About 15 minutes before we were to land I set aside my book, and my row companion struck up a conversation. I don't know how it started. I remember complementing her on some her jewelry: it was interesting but I'll admit I didn't look too closely at it. She said Yes, I have on all my Pagan stuff today. I blinked and thought OK, this is a little weird. I'll admit it: I wasn't being exactly tolerant. Chalk it up to fatigue. I changed the subject, What brings you to Boston? This is usually the safest of questions, the answer almost always Business or Vacation or Family. She looked at me, then looked at her lap and replied I'm here to scatter my son's ashes. I'm a mother and at that moment a giant hand wrapped around my throat. For the second time that day, I knew there was nothing I could say that would help the wound heal. I'm so sorry. I'm a mother too, I'm so so sorry... I looked her in the eyes and saw nothing but the deepest regret. He died 14 months ago. He was 22... I was raised to not ask too many questions in situations like this, and she didn't offer an others with respect to her son's death. She did talk about her 2 daughters who both lived in Texas. She didn't mention a spouse, so I concluded there wasn't one. There were tears in her eyes. I reached over and held her hand I know there is nothing I can say. I'm so sorry for your loss. I hope that this trip helps you in some way... my voice trailed off. Thanks, she quietly said. I've been dreading this trip but I know it'll help. She stopped, then laughed and said I have his ashes in my carry-on bag. I was ready to put up a fight if they gave me a hard time at the security screening... She smiled and I weakly smiled back. We sat in silence and I held her hand until the plane landed. As I got off the plane, I turned to her and said Take care, be well. I thought that was the last I'd see of her. But I ran into her at Baggage Claim. She seemed hyper and a bit wired; I think she realized she was that much closer to letting go of her boy. She chatted on and I grabbed my bag to go. She looked at me, and I put my bag down and hugged her, one mother to another. She held on to me tightly and I whispered to her I know you'll never forget him. I let go of her. She looked at me and said Thanks. When I tell most people about his death, they change the subject. I smiled and said the same thing I'd said to the soldier: Stay safe.

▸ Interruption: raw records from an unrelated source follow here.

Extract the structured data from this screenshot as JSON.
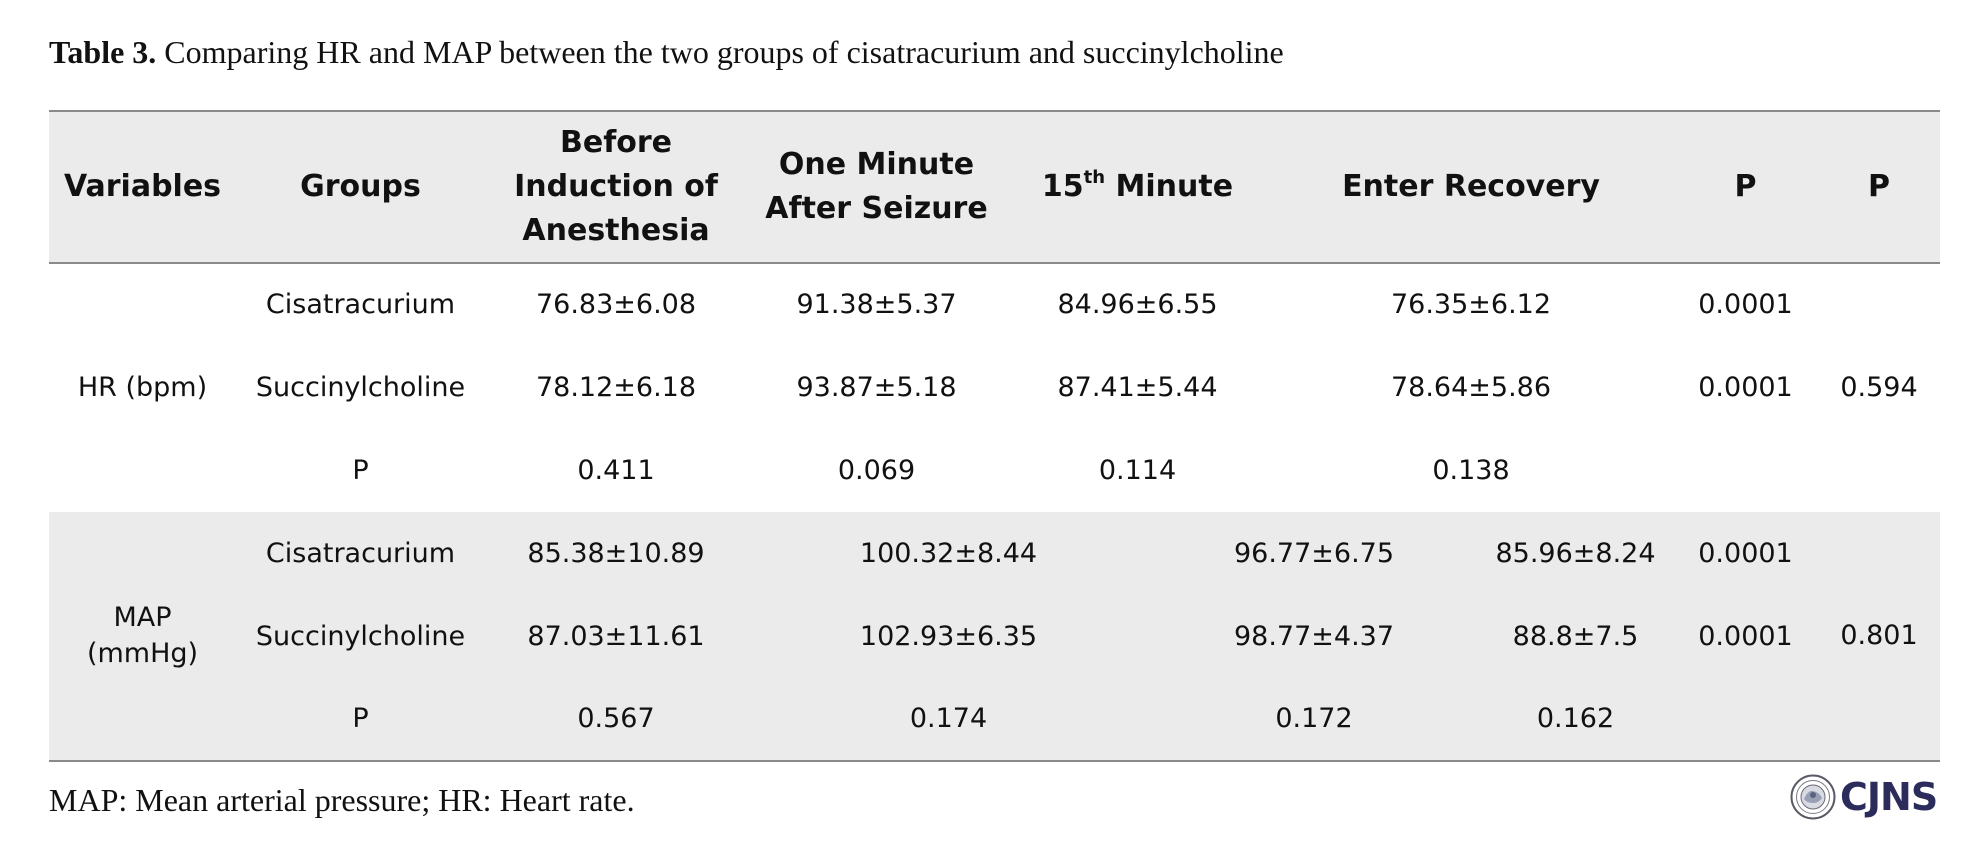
{
  "caption": {
    "label": "Table 3.",
    "text": "Comparing HR and MAP between the two groups of cisatracurium and succinylcholine"
  },
  "headers": {
    "variables": "Variables",
    "groups": "Groups",
    "before": "Before Induction of Anesthesia",
    "one_minute": "One Minute After Seizure",
    "fifteenth_num": "15",
    "fifteenth_sup": "th",
    "fifteenth_word": " Minute",
    "enter_recovery": "Enter Recovery",
    "p1": "P",
    "p2": "P"
  },
  "hr": {
    "label": "HR (bpm)",
    "overall_p": "0.594",
    "rows": [
      {
        "group": "Cisatracurium",
        "before": "76.83±6.08",
        "one_minute": "91.38±5.37",
        "fifteenth": "84.96±6.55",
        "recovery": "76.35±6.12",
        "p": "0.0001"
      },
      {
        "group": "Succinylcholine",
        "before": "78.12±6.18",
        "one_minute": "93.87±5.18",
        "fifteenth": "87.41±5.44",
        "recovery": "78.64±5.86",
        "p": "0.0001"
      },
      {
        "group": "P",
        "before": "0.411",
        "one_minute": "0.069",
        "fifteenth": "0.114",
        "recovery": "0.138",
        "p": ""
      }
    ]
  },
  "map": {
    "label_line1": "MAP",
    "label_line2": "(mmHg)",
    "overall_p": "0.801",
    "rows": [
      {
        "group": "Cisatracurium",
        "before": "85.38±10.89",
        "one_minute": "100.32±8.44",
        "fifteenth": "96.77±6.75",
        "recovery": "85.96±8.24",
        "p": "0.0001"
      },
      {
        "group": "Succinylcholine",
        "before": "87.03±11.61",
        "one_minute": "102.93±6.35",
        "fifteenth": "98.77±4.37",
        "recovery": "88.8±7.5",
        "p": "0.0001"
      },
      {
        "group": "P",
        "before": "0.567",
        "one_minute": "0.174",
        "fifteenth": "0.172",
        "recovery": "0.162",
        "p": ""
      }
    ]
  },
  "footnote": "MAP: Mean arterial pressure; HR: Heart rate.",
  "logo": {
    "text": "CJNS",
    "color": "#2b2c5c"
  }
}
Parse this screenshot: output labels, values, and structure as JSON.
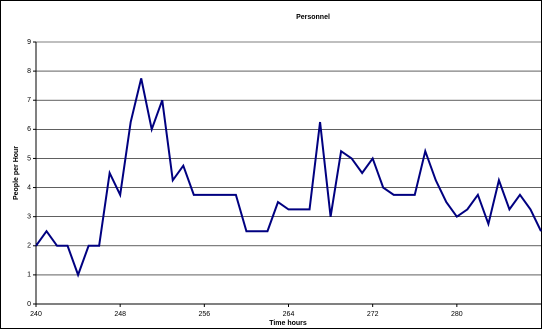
{
  "chart_data": {
    "type": "line",
    "title": "Personnel",
    "x_label": "Time hours",
    "y_label": "People per Hour",
    "x": [
      240,
      241,
      242,
      243,
      244,
      245,
      246,
      247,
      248,
      249,
      250,
      251,
      252,
      253,
      254,
      255,
      256,
      257,
      258,
      259,
      260,
      261,
      262,
      263,
      264,
      265,
      266,
      267,
      268,
      269,
      270,
      271,
      272,
      273,
      274,
      275,
      276,
      277,
      278,
      279,
      280,
      281,
      282,
      283,
      284,
      285,
      286,
      287,
      288
    ],
    "series": [
      {
        "name": "Personnel",
        "color": "#000080",
        "values": [
          2,
          2.5,
          2,
          2,
          1,
          2,
          2,
          4.5,
          3.75,
          6.25,
          7.75,
          6,
          7,
          4.25,
          4.75,
          3.75,
          3.75,
          3.75,
          3.75,
          3.75,
          2.5,
          2.5,
          2.5,
          3.5,
          3.25,
          3.25,
          3.25,
          6.25,
          3,
          5.25,
          5,
          4.5,
          5,
          4,
          3.75,
          3.75,
          3.75,
          5.25,
          4.25,
          3.5,
          3,
          3.25,
          3.75,
          2.75,
          4.25,
          3.25,
          3.75,
          3.25,
          2.5
        ]
      }
    ],
    "xlim": [
      240,
      288
    ],
    "ylim": [
      0,
      9
    ],
    "xticks": [
      240,
      248,
      256,
      264,
      272,
      280
    ],
    "yticks": [
      0,
      1,
      2,
      3,
      4,
      5,
      6,
      7,
      8,
      9
    ],
    "grid": true
  }
}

I walked out of Logan Airport toward the Rental Car Courtesy Shuttle, and couldn't shake the last couple of hours, what I had seen in the eyes of these people whose paths randomly crossed mine. I thought about the nasty weather and travel delays and my griping about a hamstring and a missed race and balanced them against the soldier and this woman. The scales were most definitely tipped and not in their favor. I was the lucky one. My worries were nothing that wouldn't pass with time. In a couple of hourse I'd have forgotten about the hassles of travel. In a few months, I'd be ready to try and qualify for Boston. It would all be gone, forgotten. The soldier, however: would he return? I'll never know and I hope I remember him and the payment exacted from him for his service. And this mother, travelling to Boston to let go of her son on Valentine's day, the day of love. For her, it was, I imagine, a day of limitless sorrow. I sat in the dim light of the courtesy shuttle and thought how providence can shine one day and be absent the next, and we could never be certain what is around the next corner. I thought about the next day and the significance of the holiday. There would be people celebrating love. For these two people, they would be perhaps regretting it, missing it; They would have their memories and little else. I looked at my hands and turned them over - they'd shaken the hand of the soldier and held the mother of a dead son. They looked very small.

February is the cruelest month. But not for me, at least not this year.